Bacia do Mercado, em Santos, e as catraias que fazem a ligação com Guarujá
Foto: cartão postal da Secretaria de Turismo/Prefeitura Municipal de Santos emitido em 1970/80

Um sistema que acabou se mantendo em todo esse período, sem as substanciais alterações necessárias e prometidas, foi o transporte hidroviário regional. As reclamações foram geralmente as mesmas apontadas nesta matéria do jornal O Estado de São Paulo, publicada no dia 3 de julho de 1983:


Trafegando em precárias condições e superlotadas, as balsas colocam em risco 
a vida de mais de 35 mil passageiros que delas se utilizam diariamente
Foto: Alberto Marques Costa, publicada com a matéria (cores adicionadas por Novo Milênio)

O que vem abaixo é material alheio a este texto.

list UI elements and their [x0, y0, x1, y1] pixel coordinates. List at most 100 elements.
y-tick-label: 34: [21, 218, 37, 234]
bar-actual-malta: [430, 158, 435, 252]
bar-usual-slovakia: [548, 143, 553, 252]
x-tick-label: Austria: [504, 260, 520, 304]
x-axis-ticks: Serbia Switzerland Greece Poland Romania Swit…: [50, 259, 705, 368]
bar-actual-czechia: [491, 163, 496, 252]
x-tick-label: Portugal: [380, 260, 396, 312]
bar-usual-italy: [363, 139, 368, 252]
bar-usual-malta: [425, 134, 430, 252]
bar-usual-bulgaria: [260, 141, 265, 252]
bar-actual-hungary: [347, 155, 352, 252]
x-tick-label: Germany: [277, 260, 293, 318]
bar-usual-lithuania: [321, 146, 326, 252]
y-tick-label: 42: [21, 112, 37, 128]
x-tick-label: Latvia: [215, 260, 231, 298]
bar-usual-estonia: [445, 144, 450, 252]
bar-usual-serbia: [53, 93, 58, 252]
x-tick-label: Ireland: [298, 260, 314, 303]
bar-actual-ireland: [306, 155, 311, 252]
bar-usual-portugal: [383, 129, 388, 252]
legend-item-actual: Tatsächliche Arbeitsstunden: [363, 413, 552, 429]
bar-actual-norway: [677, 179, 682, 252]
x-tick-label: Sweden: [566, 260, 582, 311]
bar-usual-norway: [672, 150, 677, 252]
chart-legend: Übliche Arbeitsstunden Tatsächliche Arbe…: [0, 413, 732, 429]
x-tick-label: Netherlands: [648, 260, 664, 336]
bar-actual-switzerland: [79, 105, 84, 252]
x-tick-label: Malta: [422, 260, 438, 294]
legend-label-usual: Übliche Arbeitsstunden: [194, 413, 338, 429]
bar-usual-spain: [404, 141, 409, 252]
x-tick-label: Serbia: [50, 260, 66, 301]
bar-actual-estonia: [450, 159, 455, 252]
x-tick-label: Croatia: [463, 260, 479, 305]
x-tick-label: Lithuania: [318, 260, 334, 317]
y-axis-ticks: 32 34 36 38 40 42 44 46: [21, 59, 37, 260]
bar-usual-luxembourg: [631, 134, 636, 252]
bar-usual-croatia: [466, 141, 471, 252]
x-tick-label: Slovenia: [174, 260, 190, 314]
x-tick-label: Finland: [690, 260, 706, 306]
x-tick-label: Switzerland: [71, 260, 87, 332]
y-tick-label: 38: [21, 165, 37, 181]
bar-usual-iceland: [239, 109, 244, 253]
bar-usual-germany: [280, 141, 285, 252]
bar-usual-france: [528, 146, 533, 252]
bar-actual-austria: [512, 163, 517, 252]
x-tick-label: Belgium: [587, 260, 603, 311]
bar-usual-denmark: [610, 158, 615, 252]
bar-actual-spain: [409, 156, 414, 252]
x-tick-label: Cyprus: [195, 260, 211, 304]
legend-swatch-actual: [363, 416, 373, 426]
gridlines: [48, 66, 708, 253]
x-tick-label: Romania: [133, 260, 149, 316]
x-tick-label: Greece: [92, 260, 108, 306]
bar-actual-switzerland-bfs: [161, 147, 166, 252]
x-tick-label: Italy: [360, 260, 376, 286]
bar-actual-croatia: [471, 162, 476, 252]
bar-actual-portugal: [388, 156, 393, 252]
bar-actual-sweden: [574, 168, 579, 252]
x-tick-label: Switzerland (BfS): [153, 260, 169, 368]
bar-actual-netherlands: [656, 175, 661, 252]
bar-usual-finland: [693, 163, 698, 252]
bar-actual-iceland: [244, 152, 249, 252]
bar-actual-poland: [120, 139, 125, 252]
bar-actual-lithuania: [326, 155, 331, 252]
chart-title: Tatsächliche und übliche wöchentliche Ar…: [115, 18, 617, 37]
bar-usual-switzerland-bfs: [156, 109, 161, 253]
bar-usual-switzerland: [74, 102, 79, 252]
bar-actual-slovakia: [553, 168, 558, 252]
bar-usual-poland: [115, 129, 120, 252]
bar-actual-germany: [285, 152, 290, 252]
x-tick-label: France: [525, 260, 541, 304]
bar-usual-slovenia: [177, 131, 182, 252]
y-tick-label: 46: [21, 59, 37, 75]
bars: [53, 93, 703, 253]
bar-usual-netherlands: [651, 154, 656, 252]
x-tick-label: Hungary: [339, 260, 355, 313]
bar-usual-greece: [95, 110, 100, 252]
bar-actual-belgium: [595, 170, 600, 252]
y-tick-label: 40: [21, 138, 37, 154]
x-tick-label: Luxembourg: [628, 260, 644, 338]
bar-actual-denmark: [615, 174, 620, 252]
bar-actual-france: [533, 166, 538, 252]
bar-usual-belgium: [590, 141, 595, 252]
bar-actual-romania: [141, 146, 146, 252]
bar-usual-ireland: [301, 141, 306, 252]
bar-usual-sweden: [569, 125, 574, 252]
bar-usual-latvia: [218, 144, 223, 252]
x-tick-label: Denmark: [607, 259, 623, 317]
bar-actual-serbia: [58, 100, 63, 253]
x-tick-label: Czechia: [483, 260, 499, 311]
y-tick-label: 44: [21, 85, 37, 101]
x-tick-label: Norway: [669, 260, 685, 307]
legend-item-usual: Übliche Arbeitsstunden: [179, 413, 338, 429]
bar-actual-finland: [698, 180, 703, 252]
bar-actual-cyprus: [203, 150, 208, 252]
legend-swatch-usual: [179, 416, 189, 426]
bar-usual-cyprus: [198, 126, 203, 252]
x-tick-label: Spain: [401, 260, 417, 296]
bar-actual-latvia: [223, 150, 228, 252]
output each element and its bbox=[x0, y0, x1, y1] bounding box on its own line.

Baixada, transporte hidroviário em crise

Waldo Claro
Da sucursal de Santos

O serviço de transporte hidroviário para passageiros e veículos na Baixada Santista pode sofrer um colapso e ficar paralisado dentro de 60 ou 90 dias, em conseqüência da grave crise que envolve o Departamento Hidroviário, responsável pelo setor. E isso fatalmente ocorrerá caso o governo do Estado não adote uma posição firme, urgente e corajosa, autorizando o aumento das tarifas e liberando, no mínimo, verba de Cr$ 100 milhões para socorrer e salvar essa modalidade de transporte de massa.

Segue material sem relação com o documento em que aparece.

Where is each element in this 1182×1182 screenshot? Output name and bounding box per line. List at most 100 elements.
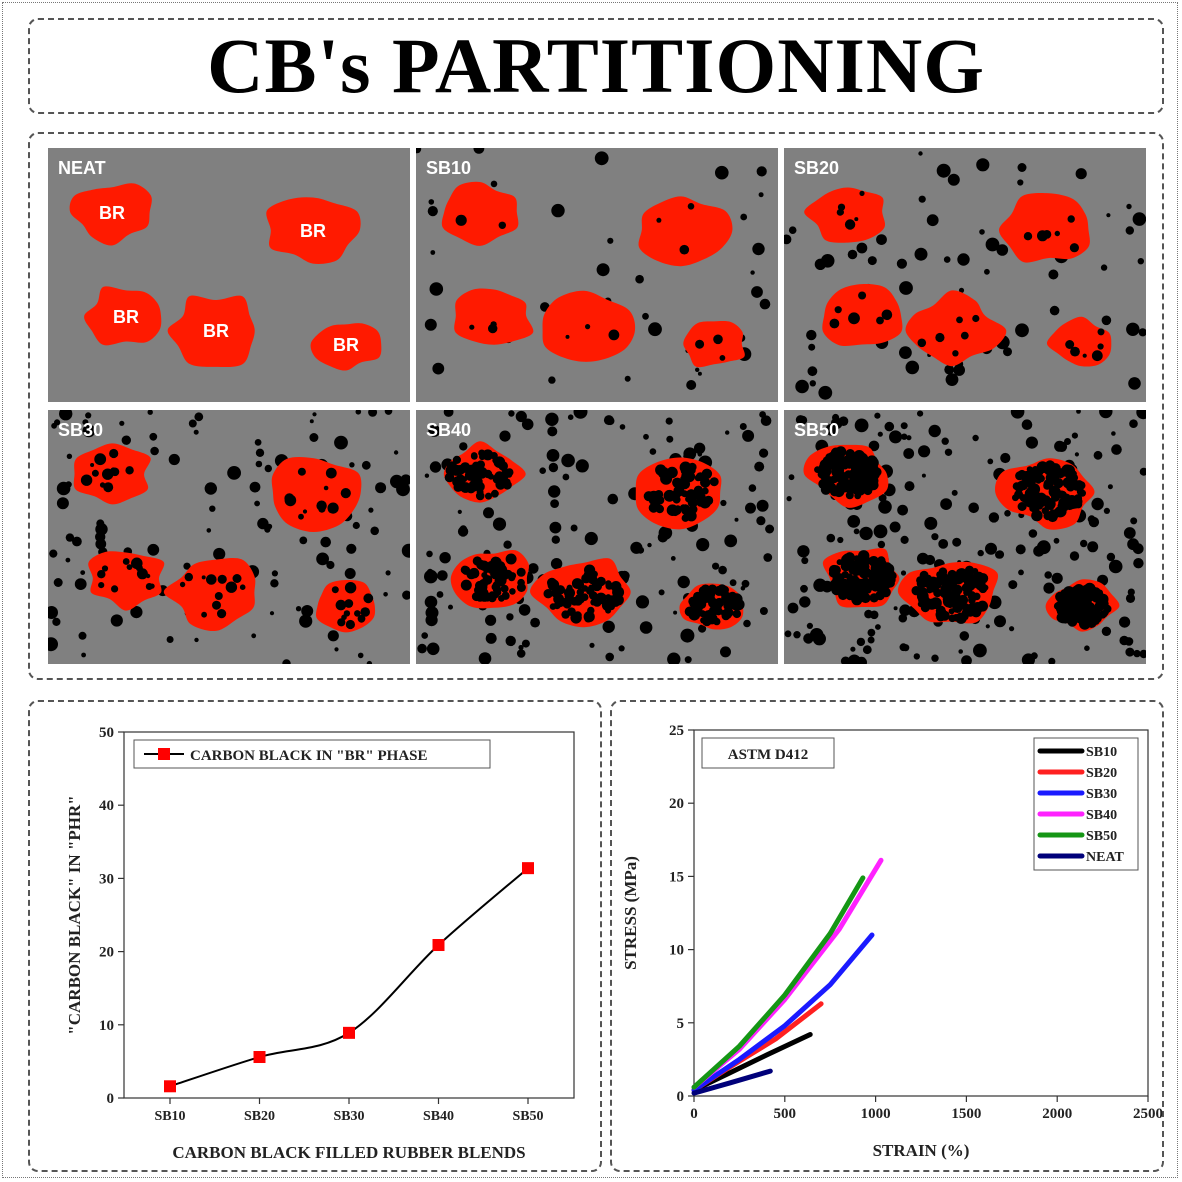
carbon-black-particle: [724, 534, 738, 548]
br-phase-domain: [822, 284, 903, 347]
carbon-black-particle: [985, 542, 997, 555]
carbon-black-particle: [583, 611, 595, 623]
carbon-black-particle: [906, 435, 912, 441]
carbon-black-particle: [642, 312, 649, 320]
carbon-black-particle: [1018, 569, 1024, 576]
carbon-black-particle: [944, 448, 953, 456]
legend-box: [1033, 737, 1139, 871]
carbon-black-particle: [921, 473, 926, 478]
carbon-black-particle: [1015, 323, 1029, 338]
carbon-black-particle: [863, 481, 874, 492]
carbon-black-particle: [1010, 410, 1025, 419]
carbon-black-particle: [505, 468, 514, 477]
carbon-black-particle: [255, 448, 265, 457]
carbon-black-particle: [360, 607, 371, 617]
carbon-black-particle: [673, 485, 685, 497]
carbon-black-particle: [1036, 540, 1051, 555]
carbon-black-particle: [485, 632, 497, 644]
carbon-black-particle: [826, 533, 836, 543]
br-phase-label: BR: [333, 335, 359, 355]
carbon-black-particle: [65, 533, 75, 542]
carbon-black-particle: [966, 579, 974, 587]
carbon-black-particle: [619, 570, 630, 581]
y-axis-label: "CARBON BLACK" IN "PHR": [65, 795, 84, 1034]
carbon-black-particle: [965, 565, 974, 575]
carbon-black-particle: [1069, 243, 1079, 253]
carbon-black-particle: [564, 587, 575, 599]
legend-label: CARBON BLACK IN "BR" PHASE: [190, 748, 428, 764]
carbon-black-particle: [125, 466, 134, 475]
carbon-black-particle: [905, 360, 920, 375]
carbon-black-particle: [900, 535, 909, 544]
carbon-black-particle: [1069, 551, 1080, 561]
carbon-black-particle: [684, 606, 695, 617]
partitioning-grid-frame: [28, 132, 1164, 680]
carbon-black-particle: [635, 274, 644, 284]
carbon-black-particle: [829, 318, 840, 329]
carbon-black-particle: [469, 324, 475, 330]
carbon-black-particle: [475, 582, 482, 590]
y-tick-label: 20: [669, 796, 684, 812]
carbon-black-particle: [1053, 537, 1060, 544]
carbon-black-particle: [515, 410, 527, 423]
carbon-black-particle: [1132, 212, 1146, 226]
carbon-black-particle: [457, 509, 462, 514]
carbon-black-particle: [495, 475, 506, 485]
carbon-black-particle: [869, 610, 879, 620]
carbon-black-particle: [580, 593, 589, 601]
carbon-black-particle: [806, 622, 813, 629]
carbon-black-particle: [119, 420, 125, 426]
br-phase-domain: [683, 321, 745, 368]
carbon-black-particle: [1119, 635, 1129, 646]
carbon-black-particle: [485, 492, 492, 500]
carbon-black-particle: [1093, 450, 1103, 460]
carbon-black-particle: [680, 467, 689, 475]
carbon-black-particle: [648, 322, 662, 337]
series-line-sb30: [691, 932, 875, 1093]
carbon-black-particle: [1043, 479, 1054, 490]
carbon-black-particle: [429, 282, 444, 296]
carbon-black-particle: [831, 584, 842, 596]
carbon-black-particle: [51, 422, 57, 429]
carbon-black-particle: [299, 614, 313, 628]
carbon-black-particle: [756, 499, 769, 512]
carbon-black-particle: [995, 551, 1003, 559]
carbon-black-particle: [1004, 510, 1011, 517]
carbon-black-particle: [1037, 474, 1045, 483]
carbon-black-particle: [655, 504, 664, 514]
carbon-black-particle: [1133, 558, 1144, 569]
carbon-black-particle: [868, 440, 880, 452]
carbon-black-particle: [630, 541, 643, 554]
carbon-black-particle: [217, 574, 227, 584]
carbon-black-particle: [720, 609, 728, 617]
legend-label: NEAT: [1086, 850, 1125, 865]
carbon-black-particle: [977, 549, 984, 557]
carbon-black-particle: [1070, 346, 1080, 357]
carbon-black-particle: [396, 482, 410, 497]
carbon-black-particle: [453, 464, 461, 473]
carbon-black-particle: [1026, 466, 1033, 473]
carbon-black-particle: [508, 574, 516, 582]
carbon-black-particle: [867, 628, 876, 637]
carbon-black-particle: [759, 298, 771, 310]
carbon-black-particle: [478, 469, 486, 478]
carbon-black-particle: [896, 258, 907, 269]
carbon-black-particle: [539, 467, 546, 474]
y-tick-label: 50: [99, 725, 114, 741]
br-phase-domain: [271, 457, 362, 533]
carbon-black-particle: [1101, 626, 1112, 636]
carbon-black-particle: [549, 521, 562, 534]
carbon-black-particle: [610, 581, 622, 592]
carbon-black-particle: [1056, 612, 1067, 623]
carbon-black-particle: [1017, 481, 1025, 489]
cb-phase-chart: 0 10 20 30 40 50 SB10 SB20 SB30 SB40 SB50 CARBON BL…: [65, 725, 575, 1162]
carbon-black-particle: [952, 350, 959, 357]
carbon-black-particle: [1054, 230, 1060, 237]
carbon-black-particle: [684, 656, 692, 664]
carbon-black-particle: [750, 270, 755, 275]
carbon-black-particle: [459, 462, 471, 473]
morphology-drawing: [784, 151, 1146, 400]
carbon-black-particle: [1125, 647, 1135, 657]
carbon-black-particle: [760, 415, 772, 426]
carbon-black-particle: [825, 454, 834, 464]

A crise atingiu tamanha proporção que, duas semanas pós denunciar a caótica situação do DH, seu diretor para o Litoral-Centro e chefe do STVC, engenheiro Pedro Paulo Pereira, foi inexplicavelmente afastado de suas funções pelo secretário de Transportes, Horácio Ortiz, fato que revoltou prefeitos, vereadores e deputados peemedebistas da Baixada Santista.

As balsas trafegam hoje em estado precário, superlotadas e com licenças vencidas, colocando em risco a vida de mais de 35 mil passageiros que, diariamente, são obrigados a delas se servirem para, deslocando-se por exemplo de Guarujá ou Vicente de Carvalho, chegarem a seus locais de trabalho, em Santos.

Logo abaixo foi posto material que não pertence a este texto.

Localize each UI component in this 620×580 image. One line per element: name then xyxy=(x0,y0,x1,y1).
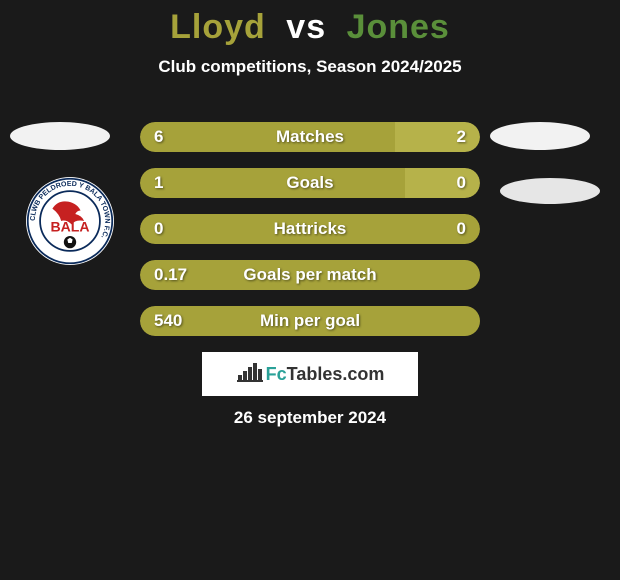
stat-row: 540Min per goal xyxy=(140,306,480,336)
stat-name: Min per goal xyxy=(140,306,480,336)
stat-name: Matches xyxy=(140,122,480,152)
page-title: Lloyd vs Jones xyxy=(0,0,620,47)
stat-row: 10Goals xyxy=(140,168,480,198)
subtitle: Club competitions, Season 2024/2025 xyxy=(0,57,620,77)
title-player2: Jones xyxy=(347,8,450,46)
brand-suffix: Tables.com xyxy=(287,364,385,384)
generated-date: 26 september 2024 xyxy=(0,408,620,428)
stat-row: 0.17Goals per match xyxy=(140,260,480,290)
left-club-badge: CLWB PELDROED Y BALA TOWN F.C. BALA xyxy=(26,177,114,265)
left-player-placeholder-ellipse xyxy=(10,122,110,150)
title-player1: Lloyd xyxy=(170,8,266,46)
stat-name: Hattricks xyxy=(140,214,480,244)
right-player-placeholder-ellipse xyxy=(490,122,590,150)
brand-text: FcTables.com xyxy=(266,364,385,385)
stat-row: 62Matches xyxy=(140,122,480,152)
club-badge-svg: CLWB PELDROED Y BALA TOWN F.C. BALA xyxy=(26,177,114,265)
svg-text:BALA: BALA xyxy=(50,219,89,235)
stat-row: 00Hattricks xyxy=(140,214,480,244)
stat-name: Goals xyxy=(140,168,480,198)
comparison-bars: 62Matches 10Goals 00Hattricks 0.17Goals per… xyxy=(140,122,480,352)
title-vs: vs xyxy=(286,8,326,46)
brand-box: FcTables.com xyxy=(202,352,418,396)
bar-chart-icon xyxy=(236,361,264,388)
stat-name: Goals per match xyxy=(140,260,480,290)
comparison-infographic: Lloyd vs Jones Club competitions, Season… xyxy=(0,0,620,580)
right-club-placeholder-ellipse xyxy=(500,178,600,204)
brand-prefix: Fc xyxy=(266,364,287,384)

Das sete embarcações que o DH dispõe para a travessia Santos-Vicente de Carvalho, apenas duas - a Ademar de Barros e a Itapema - estão funcionando, em estado precário, para atender a uma demanda diária de 25 mil passageiros. Outras duas - a Paicará e a Canéu - estão alugadas à Cosipa, que não paga suas dívidas desde dezembro passado, acumuladas hoje em mais de Cr$ 20 milhões. As três barcas restantes - a Valongo, Cubatão e Piaçaguera - estão docadas para reformas gerais e, diante da situação econômica do DH, seu retorno à atividade não deve ser esperado para breve. Além do mais, o almoxarifado atingiu seu nível zero e não dispõe nem de equipamentos, nem de peças de reposição. O pessoal da manutenção, por sua vez, trabalha nas piores condições possíveis, submersos, com equipamentos de mergulho danificados e sob total insegurança.

Mas as conseqüências dessa crise não se limitam a Santos, Guarujá e Vicente de Carvalho. Em São Sebastião, as quatro barcas que servem a região também trafegam com licenças vencidas e com seus sistemas de propulsão (motor, eixo, hélice, leme etc.) em estado precário. A situação é idêntica em Bertioga, agravada ainda pelo acréscimo de 40% no movimento das três barcas, provocado pela inauguração da rodovia Mogi-Bertioga. Apenas o Litoral Sul constitui exceção: conta com boas embarcações mas, em contrapartida, o sistema de pontes e trapiches encontra-se em estado deplorável.

Tudo está por fazer. Segundo funcionários do DH, as administrações anteriores, designadas por Paulo Maluf e José Maria Marin, deixaram a frota em nível de total descalabro operacional, arruinaram as finanças, malbarataram recursos e, segundo denúncias que circulam na Baixada, marcaram sua passagem pelo DH com perseguições políticas, desvios de verbas, locupletação dos dinheiros públicos, processamentos extralegais, mordomias, favores indevidos e misteriosos desaparecimentos de materiais avaliados em vários milhões de cruzeiros. Tudo devidamente silenciado, acobertado e absorvido, como era praxe no governo malufista.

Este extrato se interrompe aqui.